- Mellekh Rural Municipality, Achham नेपालको नक्शामा मेल्लेख गाउँपालिका
- Coordinates: 29°15′45″N 81°19′15″E﻿ / ﻿29.2625°N 81.3209°E
- Country: Nepal
- Province: Sudurpashchim Province
- District: Achham District
- Established: 2073/11/27

Government
- • Type: Local government
- • Chairperson: Jawala Singh Saud
- • Administrative head: Hikkmat B. Budha
- • IT Officer: Chandra Prakash Saud

Area
- • Total: 134.78 km^{2} (52.04 sq mi)

Population (2021 census)
- • Total: 22,785
- • Density: 169.05/km^{2} (437.85/sq mi)
- Time zone: UTC+05:45 (Nepal Standard Time)
- Website: http://mellekhmun.gov.np

= Mellekh Rural Municipality =

Mellekh (मेल्लेख) is a Gaupalika (गाउपालिका) in Achham District in the Sudurpashchim Province of far-western Nepal.
Mellekh has a population of 24670. The land area is 134.78 km^{2}.

==Demographics==
At the time of the 2011 Nepal census, Mellekh Rural Municipality had a population of 24,728. Of these, 94.4% spoke Achhami, 5.4% Nepali and 0.1% other languages as their first language.

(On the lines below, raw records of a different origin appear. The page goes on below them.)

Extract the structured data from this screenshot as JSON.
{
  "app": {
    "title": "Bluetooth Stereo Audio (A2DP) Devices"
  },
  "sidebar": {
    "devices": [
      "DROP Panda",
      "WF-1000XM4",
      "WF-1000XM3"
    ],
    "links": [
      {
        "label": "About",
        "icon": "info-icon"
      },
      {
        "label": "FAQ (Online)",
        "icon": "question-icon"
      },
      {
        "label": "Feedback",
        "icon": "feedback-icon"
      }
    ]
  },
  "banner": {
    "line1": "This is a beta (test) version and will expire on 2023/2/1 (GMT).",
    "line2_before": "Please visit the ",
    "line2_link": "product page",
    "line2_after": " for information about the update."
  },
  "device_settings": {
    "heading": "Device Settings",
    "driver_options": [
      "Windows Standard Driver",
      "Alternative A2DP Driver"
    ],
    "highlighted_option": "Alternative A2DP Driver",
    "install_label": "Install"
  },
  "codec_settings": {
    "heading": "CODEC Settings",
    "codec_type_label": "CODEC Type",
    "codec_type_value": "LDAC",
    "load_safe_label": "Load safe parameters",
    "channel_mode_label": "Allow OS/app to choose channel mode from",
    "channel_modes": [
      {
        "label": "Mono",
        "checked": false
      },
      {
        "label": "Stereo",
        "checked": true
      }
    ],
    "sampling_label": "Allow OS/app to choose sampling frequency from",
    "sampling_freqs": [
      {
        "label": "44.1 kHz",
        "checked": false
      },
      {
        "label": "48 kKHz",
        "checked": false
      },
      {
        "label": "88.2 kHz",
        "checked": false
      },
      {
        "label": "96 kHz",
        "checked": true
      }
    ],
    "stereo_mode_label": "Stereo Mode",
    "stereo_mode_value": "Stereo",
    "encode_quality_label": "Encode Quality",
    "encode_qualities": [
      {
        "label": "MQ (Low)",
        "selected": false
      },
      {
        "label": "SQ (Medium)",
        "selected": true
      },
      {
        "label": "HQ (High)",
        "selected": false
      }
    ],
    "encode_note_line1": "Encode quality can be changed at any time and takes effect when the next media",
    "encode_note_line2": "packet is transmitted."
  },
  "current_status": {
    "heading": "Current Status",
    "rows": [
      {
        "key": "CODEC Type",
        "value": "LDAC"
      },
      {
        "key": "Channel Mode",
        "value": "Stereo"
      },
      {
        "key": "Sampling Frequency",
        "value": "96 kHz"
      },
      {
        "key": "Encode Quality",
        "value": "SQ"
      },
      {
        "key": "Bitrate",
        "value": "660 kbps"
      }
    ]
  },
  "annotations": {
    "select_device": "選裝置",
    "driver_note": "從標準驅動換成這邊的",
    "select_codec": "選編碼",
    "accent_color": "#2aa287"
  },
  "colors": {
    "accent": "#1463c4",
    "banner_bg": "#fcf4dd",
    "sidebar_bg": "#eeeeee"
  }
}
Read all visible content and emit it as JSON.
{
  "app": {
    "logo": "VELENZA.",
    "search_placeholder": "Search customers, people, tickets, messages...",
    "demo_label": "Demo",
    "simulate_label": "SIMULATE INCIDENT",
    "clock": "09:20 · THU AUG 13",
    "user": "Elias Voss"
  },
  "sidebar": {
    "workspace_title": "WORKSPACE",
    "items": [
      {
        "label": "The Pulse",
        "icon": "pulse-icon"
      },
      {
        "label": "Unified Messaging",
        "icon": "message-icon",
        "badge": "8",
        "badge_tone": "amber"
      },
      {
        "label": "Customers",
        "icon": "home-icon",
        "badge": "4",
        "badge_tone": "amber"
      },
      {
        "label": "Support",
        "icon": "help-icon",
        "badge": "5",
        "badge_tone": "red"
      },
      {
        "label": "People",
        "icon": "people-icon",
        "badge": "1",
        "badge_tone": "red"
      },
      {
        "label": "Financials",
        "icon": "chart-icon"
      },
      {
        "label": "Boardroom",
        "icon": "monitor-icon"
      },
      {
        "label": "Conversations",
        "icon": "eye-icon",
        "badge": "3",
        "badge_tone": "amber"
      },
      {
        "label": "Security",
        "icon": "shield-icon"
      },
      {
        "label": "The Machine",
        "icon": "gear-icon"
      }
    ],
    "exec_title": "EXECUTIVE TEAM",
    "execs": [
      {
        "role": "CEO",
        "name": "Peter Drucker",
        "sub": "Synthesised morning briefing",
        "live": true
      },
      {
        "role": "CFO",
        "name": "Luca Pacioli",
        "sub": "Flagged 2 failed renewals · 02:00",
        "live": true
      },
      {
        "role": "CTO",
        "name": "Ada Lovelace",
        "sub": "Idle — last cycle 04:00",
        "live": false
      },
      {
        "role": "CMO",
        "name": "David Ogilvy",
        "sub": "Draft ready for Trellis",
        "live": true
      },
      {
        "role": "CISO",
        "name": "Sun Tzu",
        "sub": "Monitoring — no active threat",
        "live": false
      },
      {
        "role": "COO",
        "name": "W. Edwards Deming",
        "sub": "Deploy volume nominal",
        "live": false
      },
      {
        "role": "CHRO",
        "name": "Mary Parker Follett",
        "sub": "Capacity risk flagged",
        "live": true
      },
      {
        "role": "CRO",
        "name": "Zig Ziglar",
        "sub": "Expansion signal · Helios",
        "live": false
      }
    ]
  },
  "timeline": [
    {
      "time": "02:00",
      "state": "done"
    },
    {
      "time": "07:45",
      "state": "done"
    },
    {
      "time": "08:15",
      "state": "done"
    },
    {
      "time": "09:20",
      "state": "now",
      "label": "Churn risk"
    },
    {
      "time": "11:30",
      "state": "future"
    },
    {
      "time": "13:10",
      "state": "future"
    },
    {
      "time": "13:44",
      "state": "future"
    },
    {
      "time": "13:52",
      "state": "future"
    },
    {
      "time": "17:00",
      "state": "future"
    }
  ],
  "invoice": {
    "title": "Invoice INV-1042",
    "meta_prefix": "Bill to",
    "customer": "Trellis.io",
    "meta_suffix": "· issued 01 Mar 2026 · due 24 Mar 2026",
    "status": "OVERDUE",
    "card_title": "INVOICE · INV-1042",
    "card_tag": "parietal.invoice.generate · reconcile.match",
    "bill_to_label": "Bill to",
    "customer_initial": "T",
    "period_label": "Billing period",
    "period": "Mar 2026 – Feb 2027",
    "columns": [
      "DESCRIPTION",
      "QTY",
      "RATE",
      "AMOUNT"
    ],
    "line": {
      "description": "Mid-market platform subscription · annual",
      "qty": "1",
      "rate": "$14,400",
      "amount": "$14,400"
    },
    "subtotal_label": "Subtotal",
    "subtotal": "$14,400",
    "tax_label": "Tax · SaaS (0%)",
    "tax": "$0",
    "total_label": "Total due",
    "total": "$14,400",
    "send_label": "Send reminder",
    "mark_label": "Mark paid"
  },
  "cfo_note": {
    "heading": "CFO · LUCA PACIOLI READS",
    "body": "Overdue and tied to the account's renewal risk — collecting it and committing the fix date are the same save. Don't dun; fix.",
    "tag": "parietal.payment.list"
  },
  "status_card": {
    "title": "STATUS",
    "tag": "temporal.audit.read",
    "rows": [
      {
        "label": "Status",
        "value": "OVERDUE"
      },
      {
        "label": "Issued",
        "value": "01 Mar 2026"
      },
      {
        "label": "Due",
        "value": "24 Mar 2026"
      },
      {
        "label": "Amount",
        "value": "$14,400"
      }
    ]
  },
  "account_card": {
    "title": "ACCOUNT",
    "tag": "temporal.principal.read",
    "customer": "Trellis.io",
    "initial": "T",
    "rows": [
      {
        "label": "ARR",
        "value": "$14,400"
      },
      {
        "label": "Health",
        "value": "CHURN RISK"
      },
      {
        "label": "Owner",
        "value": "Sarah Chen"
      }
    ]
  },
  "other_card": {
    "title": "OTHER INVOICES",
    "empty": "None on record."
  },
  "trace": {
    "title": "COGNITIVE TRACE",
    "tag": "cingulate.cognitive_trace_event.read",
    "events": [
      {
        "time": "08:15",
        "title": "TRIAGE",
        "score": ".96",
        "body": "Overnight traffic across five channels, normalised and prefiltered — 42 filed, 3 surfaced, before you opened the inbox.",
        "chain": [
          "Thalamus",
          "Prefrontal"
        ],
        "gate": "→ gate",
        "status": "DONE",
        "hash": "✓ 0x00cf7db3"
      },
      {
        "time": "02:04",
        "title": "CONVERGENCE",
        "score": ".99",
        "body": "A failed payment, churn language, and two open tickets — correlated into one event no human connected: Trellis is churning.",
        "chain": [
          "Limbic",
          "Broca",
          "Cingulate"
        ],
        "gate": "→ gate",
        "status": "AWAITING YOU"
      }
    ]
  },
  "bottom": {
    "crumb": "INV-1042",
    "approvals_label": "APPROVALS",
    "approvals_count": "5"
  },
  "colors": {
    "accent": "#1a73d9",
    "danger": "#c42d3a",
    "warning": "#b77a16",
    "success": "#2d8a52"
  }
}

In terms of ethnicity/caste, 72.2% were Chhetri, 14.0% other Dalit, 5.2% Kami, 2.8% Sarki, 1.8% Thakuri, 1.7% Hill Brahmin, 1.7% Damai/Dholi, 0.2% Badi, 0.2% Newar and 0.1% others.

In terms of religion, 99.9% were Hindu.

In terms of literacy, 57.5% could read and write, 4.4% could only read and 38.1% could neither read nor write.